Menurut Rahil, situasi ini sangat sensitif mengingat Aceh memiliki sejarah panjang konflik. Pendekatan keamanan yang tidak dibarengi kejelasan kebijakan negara, kata dia, justru berpotensi memperbesar persoalan.

“Ini bukan soal menyalahkan aparat. Mereka bekerja dalam sebuah sistem. Namun ketika negara tidak hadir secara tegas melalui kebijakan, aparat berada di posisi paling rawan, sementara masyarakat merasa ditinggalkan,” ujarnya.

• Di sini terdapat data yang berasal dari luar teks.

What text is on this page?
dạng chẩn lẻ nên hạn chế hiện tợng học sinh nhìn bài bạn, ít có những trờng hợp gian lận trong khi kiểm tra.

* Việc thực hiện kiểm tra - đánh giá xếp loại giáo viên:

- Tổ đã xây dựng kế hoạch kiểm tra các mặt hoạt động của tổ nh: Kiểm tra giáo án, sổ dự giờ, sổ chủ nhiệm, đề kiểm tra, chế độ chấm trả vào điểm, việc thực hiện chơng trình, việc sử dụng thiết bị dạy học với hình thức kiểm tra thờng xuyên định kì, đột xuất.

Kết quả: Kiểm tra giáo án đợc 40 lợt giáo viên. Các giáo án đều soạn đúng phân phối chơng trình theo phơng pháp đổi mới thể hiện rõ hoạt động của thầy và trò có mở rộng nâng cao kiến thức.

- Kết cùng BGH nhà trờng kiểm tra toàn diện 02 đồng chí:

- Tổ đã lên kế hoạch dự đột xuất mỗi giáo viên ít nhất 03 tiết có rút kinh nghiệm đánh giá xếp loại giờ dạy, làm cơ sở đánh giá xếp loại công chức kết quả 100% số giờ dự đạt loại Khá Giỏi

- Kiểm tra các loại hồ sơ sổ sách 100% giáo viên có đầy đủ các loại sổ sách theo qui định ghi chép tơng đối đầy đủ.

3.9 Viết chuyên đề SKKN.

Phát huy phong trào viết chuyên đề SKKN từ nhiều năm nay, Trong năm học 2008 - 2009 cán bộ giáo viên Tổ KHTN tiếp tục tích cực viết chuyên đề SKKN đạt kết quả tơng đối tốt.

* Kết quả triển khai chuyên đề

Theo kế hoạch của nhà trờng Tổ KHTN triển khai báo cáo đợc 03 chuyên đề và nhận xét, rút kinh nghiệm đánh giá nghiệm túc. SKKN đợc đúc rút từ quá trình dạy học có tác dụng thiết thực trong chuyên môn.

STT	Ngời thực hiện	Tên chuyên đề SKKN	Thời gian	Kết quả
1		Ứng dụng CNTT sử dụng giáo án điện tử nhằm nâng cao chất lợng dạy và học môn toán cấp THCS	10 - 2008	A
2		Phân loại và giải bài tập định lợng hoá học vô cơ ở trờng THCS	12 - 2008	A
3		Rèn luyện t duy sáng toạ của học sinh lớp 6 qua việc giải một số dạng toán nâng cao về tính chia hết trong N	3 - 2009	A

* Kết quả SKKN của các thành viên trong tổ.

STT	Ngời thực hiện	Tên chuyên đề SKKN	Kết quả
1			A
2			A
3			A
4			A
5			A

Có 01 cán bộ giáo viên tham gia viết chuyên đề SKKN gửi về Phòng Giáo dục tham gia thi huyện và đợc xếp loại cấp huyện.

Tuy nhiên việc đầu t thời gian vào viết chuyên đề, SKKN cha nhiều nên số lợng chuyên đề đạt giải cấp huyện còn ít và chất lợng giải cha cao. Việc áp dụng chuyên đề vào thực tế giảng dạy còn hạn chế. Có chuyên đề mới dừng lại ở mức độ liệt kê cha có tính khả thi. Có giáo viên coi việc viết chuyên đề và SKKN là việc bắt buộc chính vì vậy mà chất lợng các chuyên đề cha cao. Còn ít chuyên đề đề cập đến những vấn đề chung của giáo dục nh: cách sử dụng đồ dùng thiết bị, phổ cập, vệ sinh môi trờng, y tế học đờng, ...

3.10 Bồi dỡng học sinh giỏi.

Rahil yang mengaku turun langsung sejak awal bencana bersama berbagai elemen kemanusiaan menyebutkan bahwa kegelisahan warga berangkat dari rasa tidak pasti dan kelelahan menghadapi kondisi darurat yang berkepanjangan.

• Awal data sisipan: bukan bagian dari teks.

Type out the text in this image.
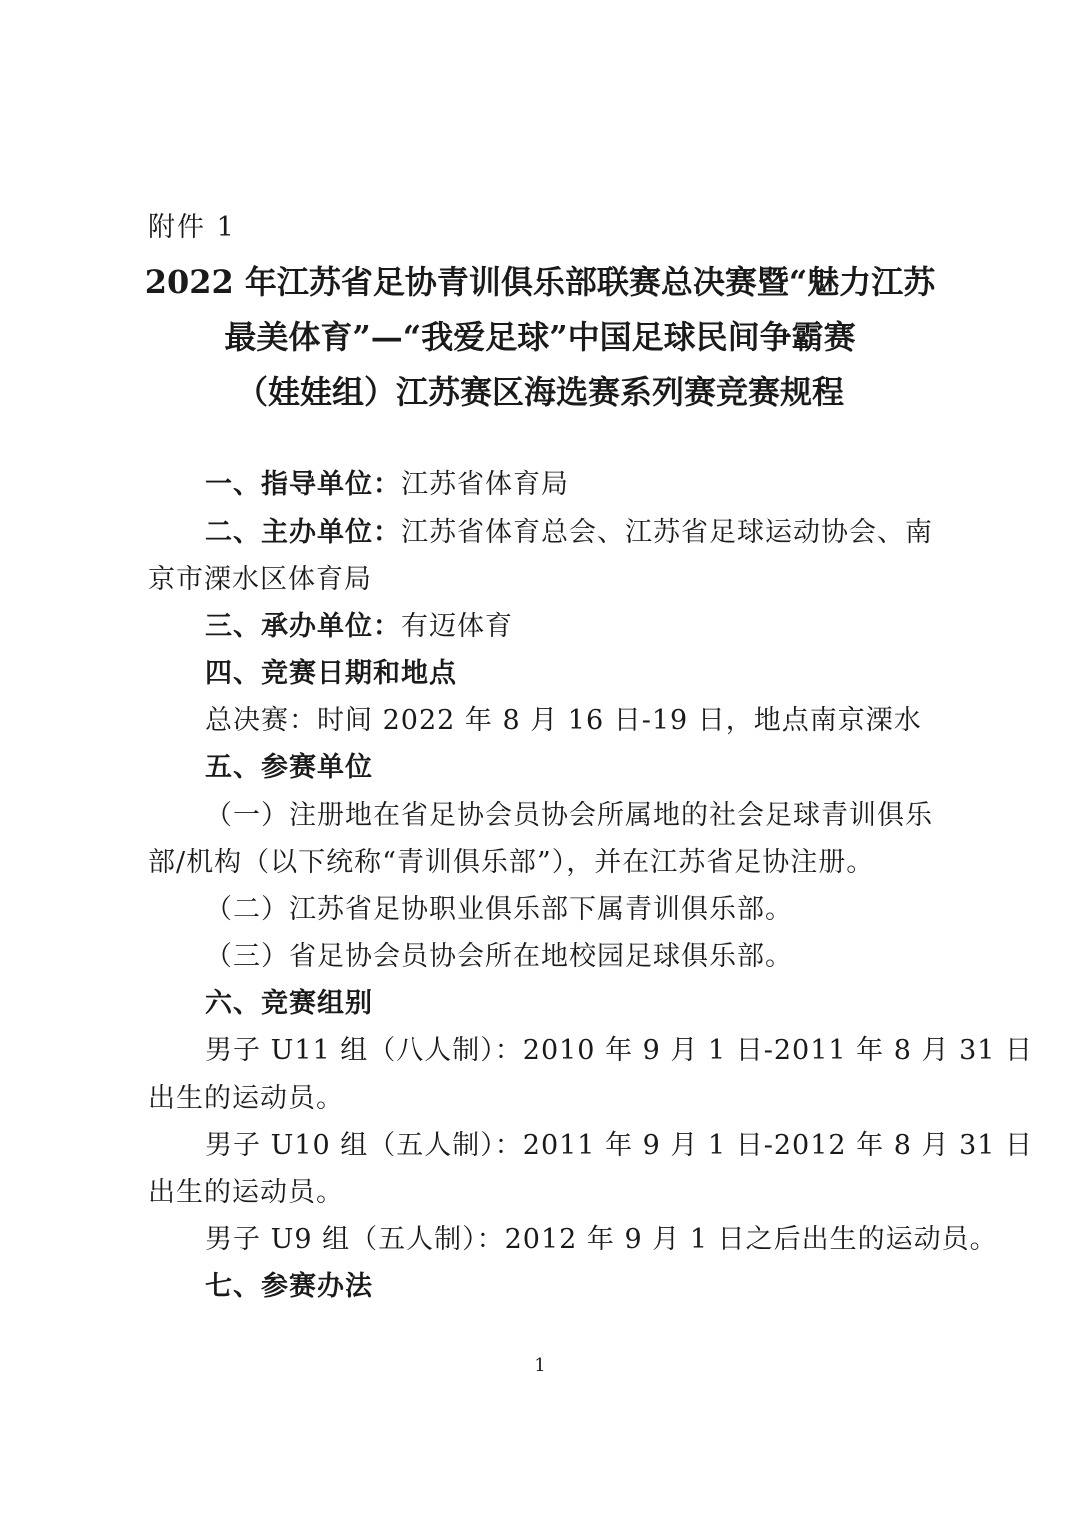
附件 1
2022 年江苏省足协青训俱乐部联赛总决赛暨“魅力江苏
最美体育”—“我爱足球”中国足球民间争霸赛
（娃娃组）江苏赛区海选赛系列赛竞赛规程
一、指导单位：江苏省体育局
二、主办单位：江苏省体育总会、江苏省足球运动协会、南
京市溧水区体育局
三、承办单位：有迈体育
四、竞赛日期和地点
总决赛：时间 2022 年 8 月 16 日-19 日，地点南京溧水
五、参赛单位
（一）注册地在省足协会员协会所属地的社会足球青训俱乐
部/机构（以下统称“青训俱乐部”），并在江苏省足协注册。
（二）江苏省足协职业俱乐部下属青训俱乐部。
（三）省足协会员协会所在地校园足球俱乐部。
六、竞赛组别
男子 U11 组（八人制）：2010 年 9 月 1 日-2011 年 8 月 31 日
出生的运动员。
男子 U10 组（五人制）：2011 年 9 月 1 日-2012 年 8 月 31 日
出生的运动员。
男子 U9 组（五人制）：2012 年 9 月 1 日之后出生的运动员。
七、参赛办法
1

“Aceh tidak membutuhkan simbol kehadiran negara. Aceh membutuhkan keputusan. Ketika negara absen dalam bentuk kebijakan, gesekan sosial menjadi sulit dihindari,” tegasnya.

Ia pun mengingatkan pemerintah pusat agar tidak menciptakan situasi yang seolah membenturkan masyarakat dengan aparat keamanan.

“Jangan sampai rakyat yang sedang tertimpa bencana justru merasa berhadapan dengan negara. Ini berbahaya bagi kepercayaan publik dan berisiko membuka luka lama dalam relasi Aceh dan Jakarta,” kata Rahil.

Di akhir pernyataannya, Rahil berharap pemerintah pusat segera mengambil langkah konkret dan tegas agar penanganan bencana di Aceh berlangsung adil, manusiawi, dan bermartabat.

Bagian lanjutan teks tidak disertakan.